Firstly we need the human reference genome that can be downloaded from
ftp://ftp-trace.ncbi.nih.gov/1000genomes/ftp/technical/reference/human_g1k_v37.fasta.gz
and unzipped. Then I used the bwa tool to index it:
bwa index reference_genome/human_g1k_v37.fasta
The indexing process took Real time: 6729.003 sec; CPU: 6723.132 sec
Let's see the process for one sample. I am going to take the first line of the final_selected.csv
and download the relevant files. The commands are:
head -1 final_selected.csv \
   | awk -F, -v OFS="" 'BEGIN {server = "ftp://ftp.1000genomes.ebi.ac.uk/vol1/ftp/"}
      {
       print "wget ", server, $3, " -O- | gunzip >", $1, "_1.fastq";
       print "wget ", server, $5, " -O- | gunzip >", $1, "_2.fastq";
      }'
## wget ftp://ftp.1000genomes.ebi.ac.uk/vol1/ftp/data/NA18498/sequence_read/SRR003040_1.filt.fastq.gz -O- | gunzip >SRR003040_1.fastq
## wget ftp://ftp.1000genomes.ebi.ac.uk/vol1/ftp/data/NA18498/sequence_read/SRR003040_2.filt.fastq.gz -O- | gunzip >SRR003040_2.fastq

(Normally we should check the MD5 checksum but anyway...)
Then each of the files need to be aligned with the ref. genome as follows:
bwa aln -t 8 -q 15 -f SRR003040_1.sai reference_genome/human_g1k_v37.fasta SRR003040_1.fastq
bwa aln -t 8 -q 15 -f SRR003040_2.sai reference_genome/human_g1k_v37.fasta SRR003040_2.fastq
(The -t <num> option provides the number of threads to use, see the
manual)
In a typical run the (each of the) above command took Real time: 543.554 sec;
CPU: 3659.933 sec
Then we build a SAM file combining the "_1" and "_2" aligned pairs:
bwa sampe -f SRR003040.sam reference_genome/human_g1k_v37.fasta SRR003040_*.sai SRR003040_*.fastq
(Note: what about the "max insert size" (option -a <num>)? this "should be
taken to be 3 times the expected insert size" but what's the expected size??
In any case if not given bwa uses the default 500 and "this option is only
used when there are not enough good alignment to infer the distribution of
insert sizes.")
When I run it bwa reported "Real time: 2764.259 sec; CPU: 2762.281 sec"
The final step is to construct the BAM file from SAM, sort, fix mate information and add the MD tag.

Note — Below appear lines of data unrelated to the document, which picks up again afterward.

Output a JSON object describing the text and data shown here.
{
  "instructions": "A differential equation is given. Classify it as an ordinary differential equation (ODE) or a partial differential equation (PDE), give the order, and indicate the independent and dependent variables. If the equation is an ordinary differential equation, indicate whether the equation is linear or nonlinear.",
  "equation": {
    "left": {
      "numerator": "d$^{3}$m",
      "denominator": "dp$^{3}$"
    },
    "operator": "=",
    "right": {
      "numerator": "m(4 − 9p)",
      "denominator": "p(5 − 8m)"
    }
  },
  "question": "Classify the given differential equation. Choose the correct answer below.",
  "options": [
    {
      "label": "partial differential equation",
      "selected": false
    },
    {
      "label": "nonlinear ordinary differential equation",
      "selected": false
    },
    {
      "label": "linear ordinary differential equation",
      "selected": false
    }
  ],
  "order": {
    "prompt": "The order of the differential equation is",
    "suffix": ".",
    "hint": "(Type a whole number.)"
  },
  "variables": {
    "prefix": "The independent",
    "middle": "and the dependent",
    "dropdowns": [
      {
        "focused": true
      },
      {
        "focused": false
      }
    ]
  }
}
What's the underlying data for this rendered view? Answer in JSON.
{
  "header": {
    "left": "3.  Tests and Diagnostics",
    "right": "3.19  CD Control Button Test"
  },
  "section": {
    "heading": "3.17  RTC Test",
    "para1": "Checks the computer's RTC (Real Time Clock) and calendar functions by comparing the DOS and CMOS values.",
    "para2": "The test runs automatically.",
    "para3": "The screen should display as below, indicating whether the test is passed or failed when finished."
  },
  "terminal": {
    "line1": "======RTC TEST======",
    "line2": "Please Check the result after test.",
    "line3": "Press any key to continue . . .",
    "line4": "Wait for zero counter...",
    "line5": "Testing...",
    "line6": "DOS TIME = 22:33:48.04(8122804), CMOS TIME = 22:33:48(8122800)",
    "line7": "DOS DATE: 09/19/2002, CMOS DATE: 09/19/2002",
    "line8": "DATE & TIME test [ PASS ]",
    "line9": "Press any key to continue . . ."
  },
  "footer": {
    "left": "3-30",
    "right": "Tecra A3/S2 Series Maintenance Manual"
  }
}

This
is done using SAMtools as follows:
samtools view -bSu SRR003040.sam \
	| samtools sort -n -o - samtools_nsort_tmp  \
	| samtools fixmate /dev/stdin /dev/stdout  \
	| samtools sort -o - samtools_csort_tmp  \
	|samtools fillmd -u - reference_genome/human_g1k_v37.fasta > SRR003040.bam
These are the files produced for a single sample:
ls -lh SRR003040*
## -rw-rw-r-- 1 ssfak ssfak 1.3G Jul  3 13:26 SRR003040_1.fastq
## -rw-rw-r-- 1 ssfak ssfak 374M Jul  3 14:39 SRR003040_1.sai
## -rw-rw-r-- 1 ssfak ssfak 1.3G Jul  3 13:27 SRR003040_2.fastq
## -rw-rw-r-- 1 ssfak ssfak 297M Jul  3 14:51 SRR003040_2.sai
## -rw-rw-r-- 1 ssfak ssfak 2.9G Jul  3 16:06 SRR003040.bam
## -rw-rw-r-- 1 ssfak ssfak 3.5G Jul  3 15:43 SRR003040.sam

More information and links


bowtie2 is an
alternative alignment tool that seems to be faster than bwa


A report with benchmarking results (including a 1000genomes "workload") is at
http://www.exascience.com/wp-content/uploads/2013/12/Herzeel-BWAReport.pdf It
has some interesting information on the parallelization of bwa.